Parleys Canyon access:
Once entering Parleys Canyon on I-80, continue north east for 6 miles, and take the Mountain Dell exit heading north on highway 65. Continue for 2.45 miles, and turn left, west. Continue upward to the Little Mountain Summit area for 2.1 miles.
Once reaching the pass area there is a dirt parking area with a restroom facility available. This marks the start of the route for Dale Peak. GPS info for this area is: 40.46493 N, 111.43123 W, 6,270 feet.
The area close to the Emigration Ridge is both of public and private domain, also a watershed exists closer to the Little Mountain Summit area. Be sure to research your route otherwise if not following the ridge directly to the summit.
Fortunately as of now there are no fees to access this area. The Little Mountain Summit area has a high pressure gas turbine facility very near the parking area, and slightly above about 300 yards are some other gated facilities, mainly utilities.
The parking area can be somewhat congested on weekends, in both winter and summer. Mountain biking is popular on the Great Western Trail to the north, and during winter the area is used for folks on inner tubes, sleds, ...etc.
Camping in this area could be interesting, however with Parley's Canyon and I-80 below, some may find it less than pleasant. Your probably better off reserving a campsite in nearby Big or Little Cottonwood Canyons. Reserve early on to get a site, they go quick during the summer season. Both canyons require a fee to camp in the designated campsite areas.
Elevation gain: 1261 feet. However with the extra terrain covering minor summits along the way add another 600-700 feet.
Round trip mileage: 8.5 Miles.
Approximate time needed: 5-8 hours round trip.
Start from the parking area, passing the gate up a maintenance road, which turns west. After about .25 of a mile, and passing most of the utility installations, follow an old jeep track which continues along the ridge crest for about two miles. You'll encounter several small hills going through this section. After approximately two miles, the jeep track disappears. Follow prominent game trails on the crest, which provides a decent alternative to bushwacking. After .25 miles you'll arrive at the base of the peak. Make you way up to the top of the sub-peak, which is about 500 vertical feet. The top of this sub-peak is covered with juniper trees. About 300 yards to the west is the summit of Dale Peak. The route continuing to Perkins Peak is explained below.
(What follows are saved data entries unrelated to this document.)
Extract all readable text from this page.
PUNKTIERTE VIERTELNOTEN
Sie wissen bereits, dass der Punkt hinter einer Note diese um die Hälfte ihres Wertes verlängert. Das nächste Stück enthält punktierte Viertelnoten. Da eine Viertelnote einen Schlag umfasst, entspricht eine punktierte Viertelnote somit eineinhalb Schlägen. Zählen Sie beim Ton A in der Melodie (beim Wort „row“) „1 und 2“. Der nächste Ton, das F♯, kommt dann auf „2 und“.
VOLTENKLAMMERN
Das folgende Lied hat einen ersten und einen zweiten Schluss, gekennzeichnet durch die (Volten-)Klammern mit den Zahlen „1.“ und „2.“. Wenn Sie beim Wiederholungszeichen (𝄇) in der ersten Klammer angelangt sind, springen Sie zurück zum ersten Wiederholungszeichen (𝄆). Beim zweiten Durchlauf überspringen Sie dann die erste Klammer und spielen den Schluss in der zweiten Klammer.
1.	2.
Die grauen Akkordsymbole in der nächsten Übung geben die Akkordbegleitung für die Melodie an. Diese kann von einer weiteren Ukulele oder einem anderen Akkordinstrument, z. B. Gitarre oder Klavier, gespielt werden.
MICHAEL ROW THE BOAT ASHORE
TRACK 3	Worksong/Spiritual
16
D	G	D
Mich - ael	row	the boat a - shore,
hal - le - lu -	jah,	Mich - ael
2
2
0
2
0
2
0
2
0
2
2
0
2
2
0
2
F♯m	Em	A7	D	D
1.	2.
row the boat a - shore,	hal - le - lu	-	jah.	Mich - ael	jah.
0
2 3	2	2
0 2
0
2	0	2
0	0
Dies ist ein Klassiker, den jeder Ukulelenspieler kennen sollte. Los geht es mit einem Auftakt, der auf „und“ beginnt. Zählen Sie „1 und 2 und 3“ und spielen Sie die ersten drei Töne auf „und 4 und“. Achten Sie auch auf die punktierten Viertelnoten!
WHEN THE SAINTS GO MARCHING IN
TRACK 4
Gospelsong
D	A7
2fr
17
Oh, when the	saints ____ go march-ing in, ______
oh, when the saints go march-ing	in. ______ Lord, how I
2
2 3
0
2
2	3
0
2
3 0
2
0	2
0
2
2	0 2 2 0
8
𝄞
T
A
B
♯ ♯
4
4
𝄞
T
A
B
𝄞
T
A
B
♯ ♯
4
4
The route to Perkins Peak starts where Dale Peak's route is in place. Perkins Peak is 1.5 miles further west along the Emigration Ridge, and 115 feet higher than Dale Peak. There are no special difficulties along the way than some sporadic bushwacking, primarily about .3 miles east of the summit of Perkins. The route ranges from class 1-2. Plan on ski's or snowshoes in winter, there is no special avalanche danger in the area unless you get off route.
Keep your eyes peeled for deer and elk, they are everywhere along the Emigration ridge!
GPS Information. When I set up this page I relied on my GPS, and USGS topo software. Both these units record the summit of Perkins Peak at 40.44547 N, 111.46387 W. However, when trying to get the peaks to jive up with the map provided by SP, the peaks were way off. The coordinates on the page, 40.74485 N, 111.76366 put the tag directly over the summit on the SP map. Please use your own discretion with these GPS readings if using them to venture out to the peak.
The weather for Perkins Peak corresponds with that of Salt Lake City.